Une société non solidaire

par Gérard Leclerc

vendredi 18 mai 2018

Le Comité consultatif national d’éthique publie un avis sur la condition des personnes âgées dans notre pays. Le moins qu’on puisse dire est que cet avis s’inspire d’un constat alarmiste qui consonne d’ailleurs avec tout ce qu’on a entendu, ces derniers temps, sur la situation des établissements d’hébergement pour personnes âgées dépendantes. Parmi les caractéristiques qui ressortent d’un tel examen, on est frappé par le sentiment de solitude qui entoure les personnes au fur et à mesure qu’elles vieillissent. Ainsi parmi les personnes de plus de 75 ans, 25 % vivent seules, 50 % n’ont plus de réseau amical actif, 79 % n’ont pas ou peu de contacts avec leurs frères et sœurs, 41 % n’ont pas ou peu de contacts avec leurs enfants. N’est-ce pas une tendance obligée, dès lors que c’est l’individualisme qui est devenu la norme des sociétés contemporaines ?
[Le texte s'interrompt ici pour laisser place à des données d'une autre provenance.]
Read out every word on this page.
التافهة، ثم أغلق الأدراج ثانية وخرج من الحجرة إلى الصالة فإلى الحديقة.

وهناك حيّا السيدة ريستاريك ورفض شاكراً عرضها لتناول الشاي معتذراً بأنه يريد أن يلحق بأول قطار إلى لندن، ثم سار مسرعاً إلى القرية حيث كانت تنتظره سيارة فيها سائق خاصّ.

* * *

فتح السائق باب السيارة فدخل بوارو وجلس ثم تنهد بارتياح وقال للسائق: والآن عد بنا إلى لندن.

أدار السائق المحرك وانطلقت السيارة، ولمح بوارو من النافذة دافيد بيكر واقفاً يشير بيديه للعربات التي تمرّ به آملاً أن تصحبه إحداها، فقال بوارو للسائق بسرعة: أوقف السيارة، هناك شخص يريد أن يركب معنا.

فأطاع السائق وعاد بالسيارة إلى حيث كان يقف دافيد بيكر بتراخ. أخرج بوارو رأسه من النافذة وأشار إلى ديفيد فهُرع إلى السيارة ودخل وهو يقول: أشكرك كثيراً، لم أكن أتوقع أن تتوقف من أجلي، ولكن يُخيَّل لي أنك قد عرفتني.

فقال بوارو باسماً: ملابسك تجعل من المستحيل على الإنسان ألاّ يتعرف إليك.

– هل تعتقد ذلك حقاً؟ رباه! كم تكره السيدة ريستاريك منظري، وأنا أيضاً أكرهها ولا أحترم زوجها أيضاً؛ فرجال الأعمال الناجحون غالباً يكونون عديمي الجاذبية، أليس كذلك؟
Toutes les sociologies ont décrit les processus de la modernité à partir de la désagrégation des sociétés traditionnelles, dont le holisme est la règle de vie. Holisme vient d’un mot grec qui signifie le tout et s’entend donc comme un principe de primauté de l’ensemble social sur les individus qui le composent. À l’inverse, l’émancipation des individus va à l’encontre des sociétés organiques. Les anciennes solidarités, notamment celles de la famille élargie, se défont et c’est désormais la collectivité, c’est-à-dire l’État qui prend en charge, avec son appareil administratif, ce qui revenait autrefois aux communautés sociales de base. J’ai encore connu en Afrique des communautés villageoises qui avaient au moins cet avantage de bannir tout manquement à une telle solidarité.

Faut-il réinventer des formes nouvelles d’association qui ne repoussent pas aux marges de la cité la part de population vieillissante qui ne cesse d’augmenter chez nous ? Je me féliciterais pour ma part de le réaction du Comité consultatif en cause, si l’une de ses propositions ne m’inquiétait vivement : « Il n’est pas certain, lit-on dans ce texte, que certaines survies ou vies prolongées du fait de nouvelles performances médicales soient des vies heureuses. » Qu’entend le Comité par « vie heureuse » ? Quels sont pour lui les critères du bonheur ? La proposition pourrait être rassurante si elle visait les folies du transhumanisme, mais elle pourrait avoir aussi un aspect eugéniste dont il faut tout redouter.

Chronique diffusée sur Radio Notre-Dame le 17 mai 2018.